The vaccination calendar has been pushed back as a result, with the lowest-priority groups now not expected to completely vaccination until late August.

The decision is already being questioned. A number of conservative parties have called for the public to be able to decide themselves whether or not they want to accept the AstraZeneca vaccine if they are willing to accept any potential risk.

Meanwhile, unions including the Danish Medical Association and FOA have said that front line health care staff deserve clarification over the decision to withdraw AstraZeneca, DR reports.

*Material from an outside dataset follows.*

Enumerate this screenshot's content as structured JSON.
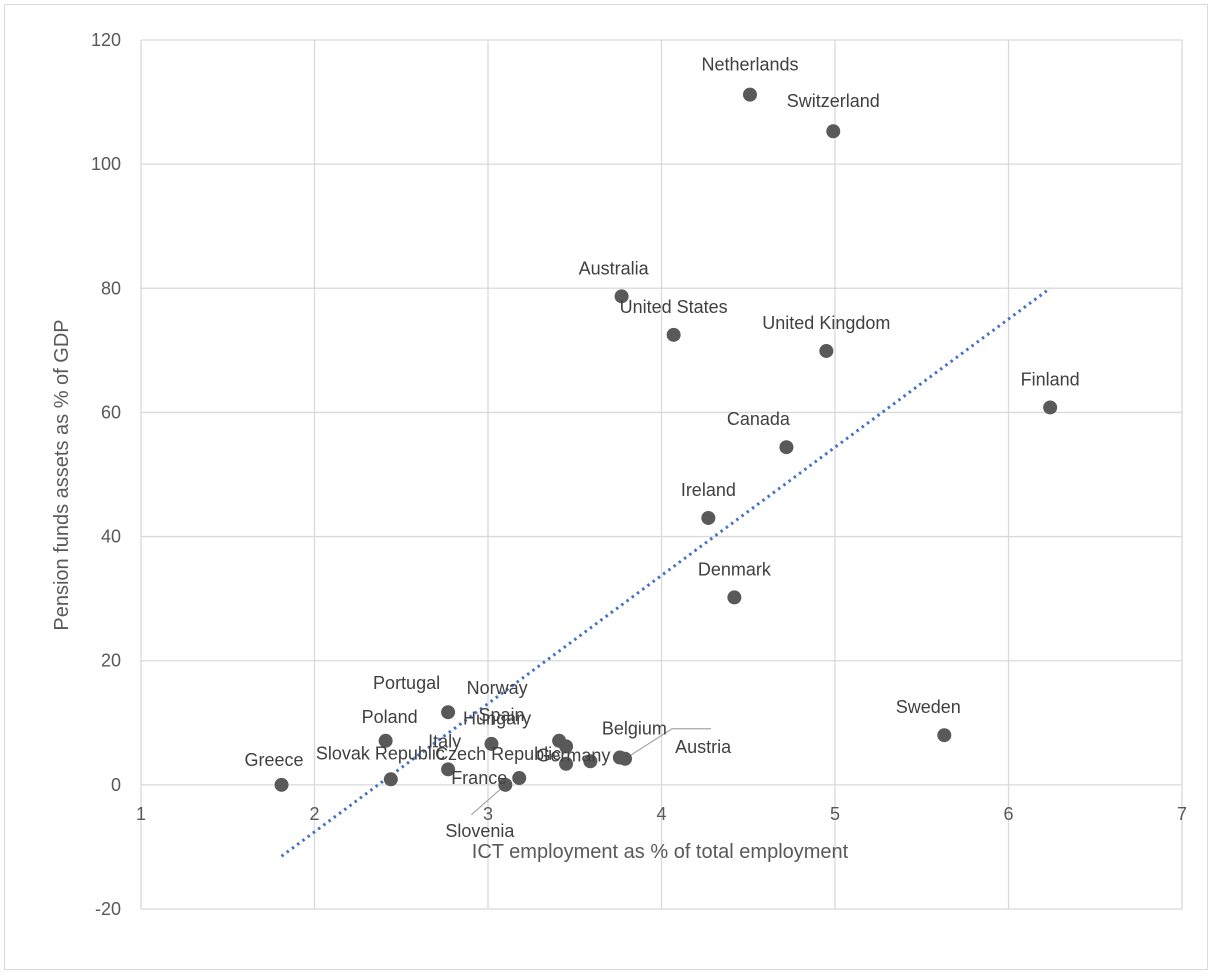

The vaccine was used extensively to inoculate health sector workers who are now left unsure as to when they will be vaccinated or receive a different vaccine, in the case of those who have already had their first dose.

We’ll have more on this in an article later today.

Housing market sees record activity levels

Last month saw the highest number of homes sold in Denmark since 2011: 13,370, to be precise.

The number has been described as “twice as big” as usual for the month of March (last year’s corona-hit month excluded) and an 83 percent increase compared to 2019.